By committing an alleged genocide and war crimes in Darfur, the RSF forced the displacement of millions from their lands and took control over the bulk of the gold in the region. “The Blue Nile is (also) very rich in gold, chrome and other minerals, and Hemeti, wherever he finds gold, he must have a foothold,” observed Darfur News.

“Hemeti and his group are buying lands up and down the whole country,” said Elfadl. He added that different tribal leaders are being used at different times in different places by Hemeti in pursuit of his “interest in controlling land – especially farming lands and the farmers he is trying to turn into supporters of RSF.”      

The people of Darfur – who have suffered the most under the RSF, whose uniformed and armed men are accused of continuing to loot, kill and rape in the region – have held demonstrations calling for peace in Blue Nile and cautioning fighting groups against falling prey to Hemeti’s machinations.  

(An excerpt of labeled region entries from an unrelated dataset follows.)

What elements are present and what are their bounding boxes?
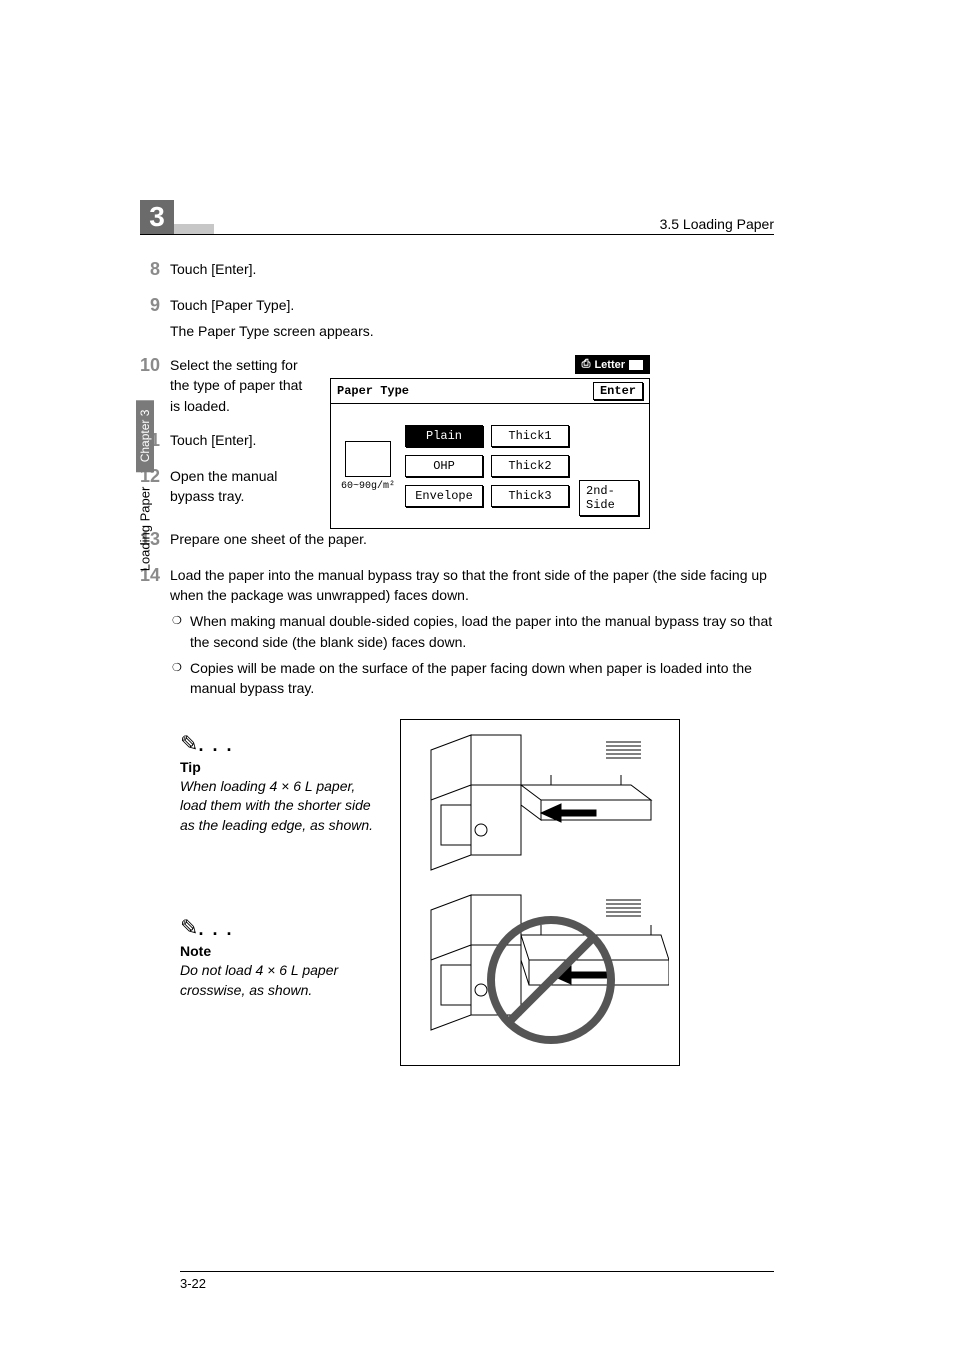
screen-title: Paper Type [337,384,409,398]
weight-label: 60~90g/m² [341,481,395,492]
step-12: 12 Open the manual bypass tray. [140,466,310,507]
weight-box-icon [345,441,391,477]
steps-10-12-split: 10 Select the setting for the type of pa… [140,355,774,529]
page-number: 3-22 [180,1276,206,1291]
step-body: Touch [Enter]. [170,259,774,281]
step-8: 8 Touch [Enter]. [140,259,774,281]
step-num: 9 [140,295,170,342]
side-chapter-box: Chapter 3 [136,400,154,473]
thick2-button[interactable]: Thick2 [491,455,569,477]
page-footer: 3-22 [180,1271,774,1291]
step-body: Open the manual bypass tray. [170,466,310,507]
bullet-2: Copies will be made on the surface of th… [190,658,774,699]
pencil-icon: ✎ [180,915,198,940]
chapter-bar [174,224,214,234]
step-13: 13 Prepare one sheet of the paper. [140,529,774,551]
tip-callout: ✎. . . Tip When loading 4 × 6 L paper, l… [180,731,380,836]
letter-label: Letter [594,359,625,371]
screen-title-row: Paper Type Enter [330,378,650,404]
enter-button[interactable]: Enter [593,382,643,400]
tip-body: When loading 4 × 6 L paper, load them wi… [180,777,380,836]
side-section-label: Loading Paper [138,487,153,572]
section-title: 3.5 Loading Paper [660,216,774,234]
step-text: Touch [Paper Type]. [170,295,774,315]
step-text: Load the paper into the manual bypass tr… [170,565,774,606]
weight-column: 60~90g/m² [341,441,395,492]
step-num: 8 [140,259,170,281]
screen-panel: 60~90g/m² Plain Thick1 OHP Thick2 Envelo… [330,404,650,529]
side-tab: Loading Paper Chapter 3 [136,400,154,571]
tip-note-section: ✎. . . Tip When loading 4 × 6 L paper, l… [180,719,774,1066]
plain-button[interactable]: Plain [405,425,483,447]
correct-loading-diagram [411,730,669,880]
second-side-button[interactable]: 2nd-Side [579,480,639,516]
paper-loading-diagrams [400,719,680,1066]
envelope-button[interactable]: Envelope [405,485,483,507]
step-14-bullets: When making manual double-sided copies, … [170,611,774,698]
tip-title: Tip [180,759,380,775]
step-body: Select the setting for the type of paper… [170,355,310,416]
sheet-icon: ⎙ [582,358,591,371]
step-body: Touch [Paper Type]. The Paper Type scree… [170,295,774,342]
step-body: Prepare one sheet of the paper. [170,529,774,551]
paper-type-screen: ⎙ Letter Paper Type Enter 60~90g/m² Plai… [330,355,650,529]
pencil-icon: ✎ [180,731,198,756]
prohibited-loading-diagram [411,890,669,1055]
chapter-badge: 3 [140,200,214,234]
letter-indicator: ⎙ Letter [575,355,650,374]
note-callout: ✎. . . Note Do not load 4 × 6 L paper cr… [180,915,380,1000]
bullet-1: When making manual double-sided copies, … [190,611,774,652]
thick3-button[interactable]: Thick3 [491,485,569,507]
step-subtext: The Paper Type screen appears. [170,321,774,341]
note-title: Note [180,943,380,959]
step-10: 10 Select the setting for the type of pa… [140,355,310,416]
chapter-number: 3 [140,200,174,234]
dots-icon: . . . [198,735,233,755]
step-11: 11 Touch [Enter]. [140,430,310,452]
dots-icon: . . . [198,919,233,939]
step-9: 9 Touch [Paper Type]. The Paper Type scr… [140,295,774,342]
step-num: 14 [140,565,170,705]
page-orientation-icon [629,360,643,370]
ohp-button[interactable]: OHP [405,455,483,477]
step-body: Touch [Enter]. [170,430,310,452]
step-body: Load the paper into the manual bypass tr… [170,565,774,705]
page-header: 3 3.5 Loading Paper [140,200,774,235]
note-body: Do not load 4 × 6 L paper crosswise, as … [180,961,380,1000]
thick1-button[interactable]: Thick1 [491,425,569,447]
paper-type-buttons: Plain Thick1 OHP Thick2 Envelope Thick3 [405,425,569,507]
step-14: 14 Load the paper into the manual bypass… [140,565,774,705]
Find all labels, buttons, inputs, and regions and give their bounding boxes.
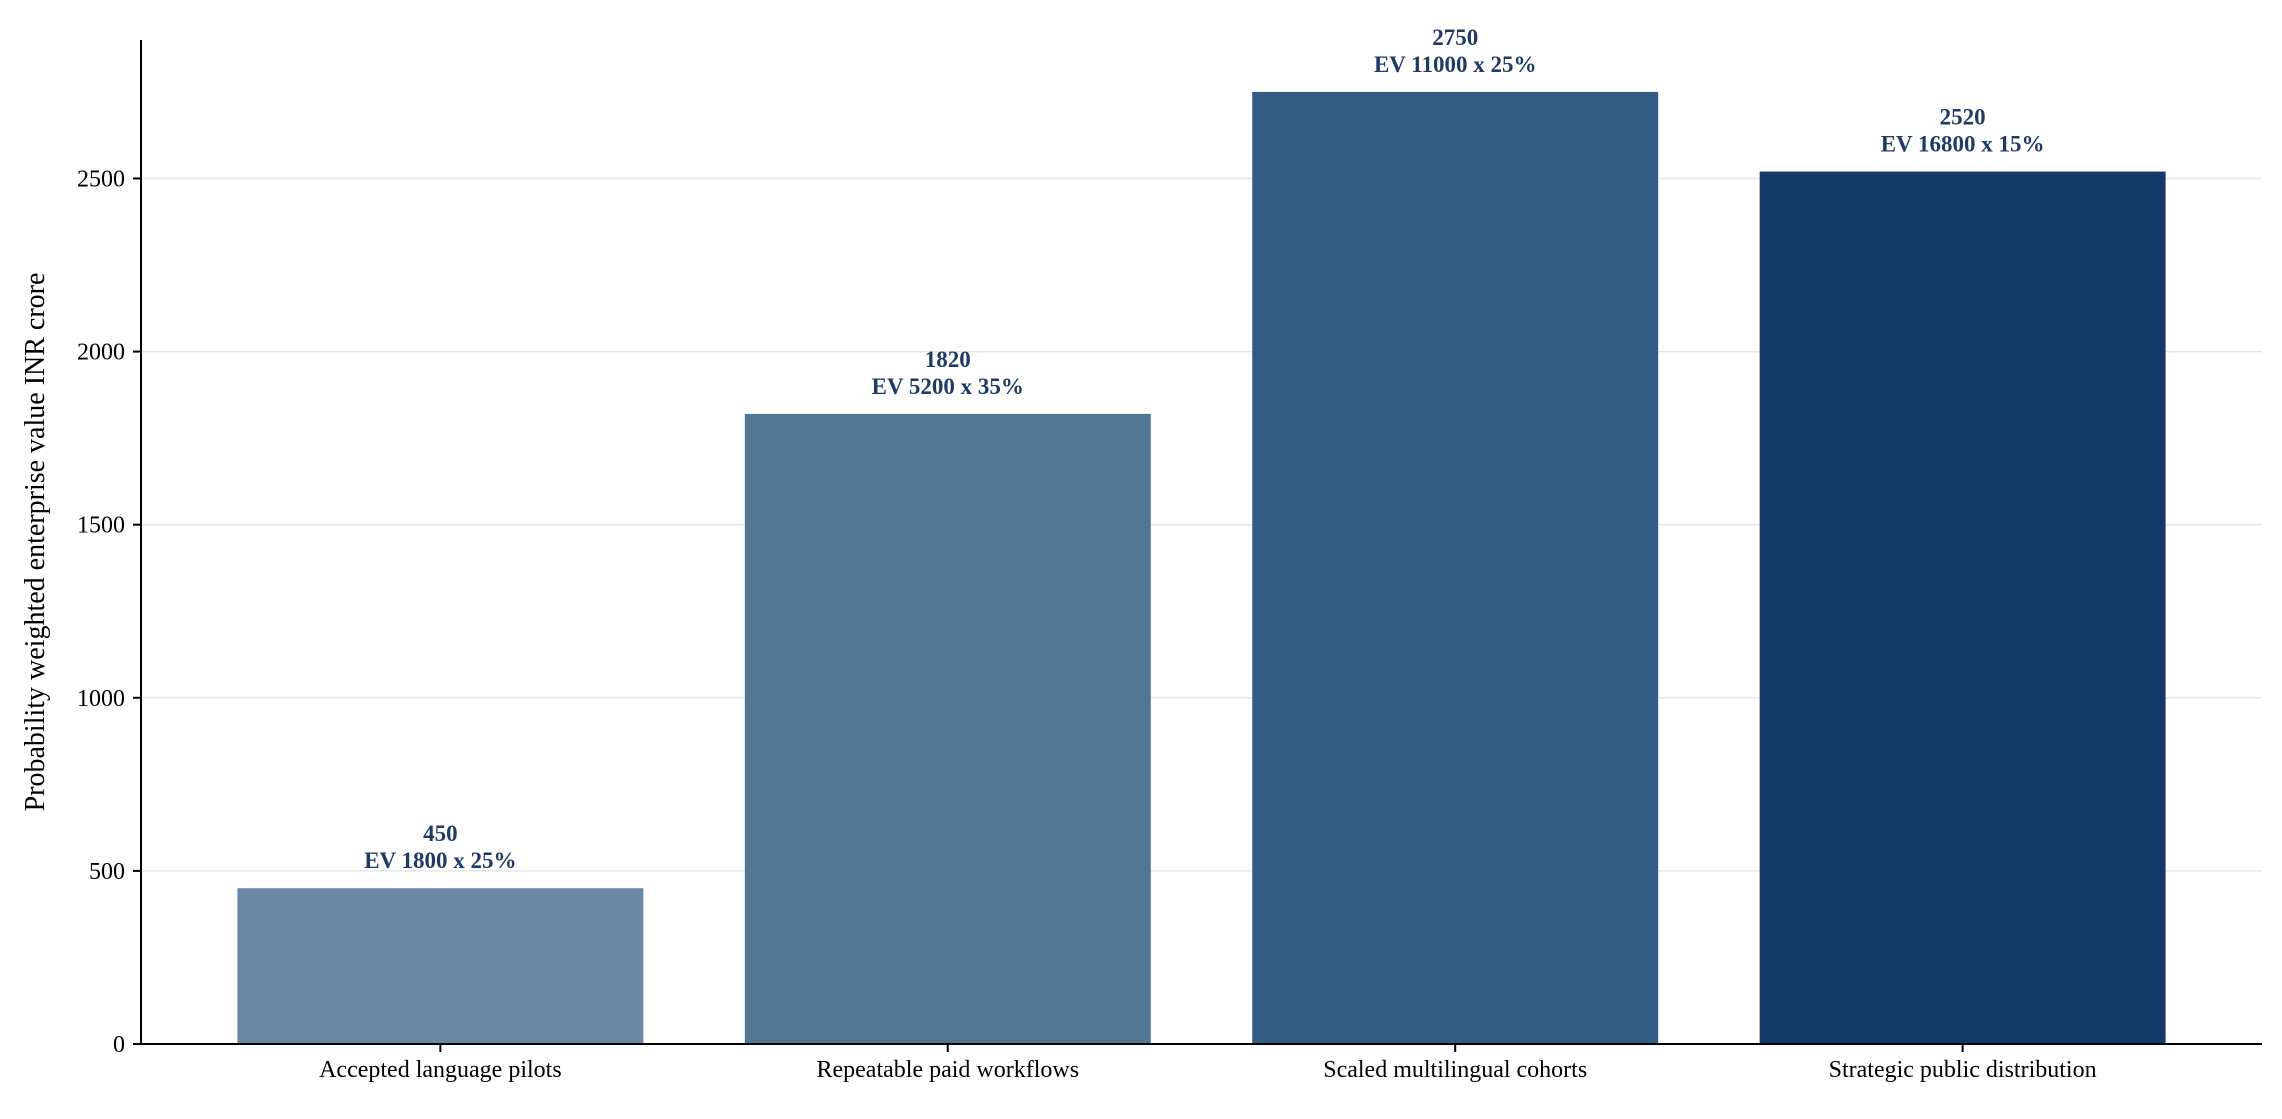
x-tick-label: Accepted language pilots <box>319 1057 562 1083</box>
y-tick-label: 500 <box>89 859 125 885</box>
data-label-value: 2750 <box>1432 25 1478 50</box>
x-axis-ticks: Accepted language pilots Repeatable paid … <box>319 1044 2097 1083</box>
bar <box>1759 171 2166 1045</box>
y-axis-title: Probability weighted enterprise value IN… <box>20 273 51 812</box>
x-tick-label: Strategic public distribution <box>1829 1057 2097 1083</box>
y-axis-ticks: 0 500 1000 1500 2000 2500 <box>77 166 141 1058</box>
data-label-annotation: EV 16800 x 15% <box>1881 132 2045 157</box>
y-tick-label: 1500 <box>77 513 125 539</box>
bar <box>237 888 644 1044</box>
y-tick-label: 2000 <box>77 340 125 366</box>
data-label-annotation: EV 11000 x 25% <box>1374 52 1537 77</box>
bar <box>744 413 1151 1044</box>
data-label-annotation: EV 5200 x 35% <box>872 374 1024 399</box>
x-tick-label: Repeatable paid workflows <box>816 1057 1079 1083</box>
x-tick-label: Scaled multilingual cohorts <box>1323 1057 1587 1083</box>
y-tick-label: 0 <box>113 1032 125 1058</box>
data-label-value: 1820 <box>925 347 971 372</box>
bars <box>237 91 2166 1045</box>
axes <box>140 40 2262 1045</box>
data-label-annotation: EV 1800 x 25% <box>364 848 516 873</box>
y-tick-label: 1000 <box>77 686 125 712</box>
data-label-value: 450 <box>423 821 458 846</box>
y-tick-label: 2500 <box>77 166 125 192</box>
bar <box>1252 91 1659 1045</box>
data-label-value: 2520 <box>1940 105 1986 130</box>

Peace demonstrations started in El Obeid, capital of North Darfur State, on June 19. On July 21, demonstrations were reported from El Geneina, capital of West Darfur State which in April had witnessed the massacre of over 200 people along with the displacement of about 100,000. Involvement of the RSF in this massacre, which was also declared as a “tribal conflict”, is well-documented. 

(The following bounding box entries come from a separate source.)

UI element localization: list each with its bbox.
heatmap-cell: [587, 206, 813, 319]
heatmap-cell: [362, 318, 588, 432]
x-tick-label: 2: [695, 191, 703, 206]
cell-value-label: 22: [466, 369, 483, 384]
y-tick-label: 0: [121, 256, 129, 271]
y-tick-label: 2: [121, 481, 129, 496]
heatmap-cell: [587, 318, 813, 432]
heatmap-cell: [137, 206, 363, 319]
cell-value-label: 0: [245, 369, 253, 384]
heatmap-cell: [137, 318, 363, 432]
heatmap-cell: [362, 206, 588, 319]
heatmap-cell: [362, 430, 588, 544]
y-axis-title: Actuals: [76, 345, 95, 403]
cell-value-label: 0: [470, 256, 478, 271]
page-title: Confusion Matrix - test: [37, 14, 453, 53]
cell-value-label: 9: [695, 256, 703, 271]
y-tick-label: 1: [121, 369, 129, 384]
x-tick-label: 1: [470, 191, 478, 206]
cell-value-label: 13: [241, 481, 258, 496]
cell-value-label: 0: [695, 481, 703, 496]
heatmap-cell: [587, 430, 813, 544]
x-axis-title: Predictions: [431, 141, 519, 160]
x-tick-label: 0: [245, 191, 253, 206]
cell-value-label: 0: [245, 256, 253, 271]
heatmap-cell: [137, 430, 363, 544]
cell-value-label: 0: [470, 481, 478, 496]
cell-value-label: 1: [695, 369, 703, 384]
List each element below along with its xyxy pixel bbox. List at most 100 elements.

Sudan at risk of territorial disintegration

While the SAF remains preoccupied in its crackdown on unarmed pro-democracy protests against the coup leaders attempt to retain power by pitting tribes against each other, the RSF has been deployed in the Blue Nile, ostensibly to prevent “tribal clashes.”   

While an uneasy and fearful calm now hangs over Blue Nile, RCs in Roseires said in a statement on July 23 that the city is suffering from “lack of emergency medications, medical personnel, and food supply, as well as a total absence of hospital security, which has caused many medical personnel to withdraw.. out of fear for their lives.”

Further, with an electrical transformer burnt down, Blue Nile faced massive power outages since July 21, impacting other utilities, “such as drinking water supply, mills and other services, which has made life in the state.. unbearable for its residents,” the statement noted. While the fighting has stopped, many pro-democracy activists, in no way connected to the violence triggered by the ruling powers, have been arrested by the security forces deployed to stop the violence.

What is happening in Blue Nile is the same as what is unfolding in all the peripheries of the country – “in the East, in the North, in Darfur and elsewhere. I have never seen security deteriorate across the country to the extent it has in the eight months since the coup last October,” said the 80 year-old communist veteran. 

“Sudan is witnessing a very destructive wave of killings that is gradually dragging the country into a civil-war. This will make way either for a more brutal Islamist dictatorship, or for the disintegration of the country. Division of the country into three main planks – the East, the Center and West – is already being advocated by the imperialist forces,” he warned, in a reference to the US-Saudi-sponsored negotiations. The interests of the regional forces  –  the armed former rebel groups now in alliance with the army and the state-sponsored tribal chiefdoms – are also in confluence with such a division, he added.   

Under these circumstances, Elfadl argues, “it is the primary task of all forces which agree at least on the defense of the country’s territorial integrity to firstly organize to stop this bloodshed, and secondly to direct all its strength to overthrow the military junta and make way for a civilian transitional government.”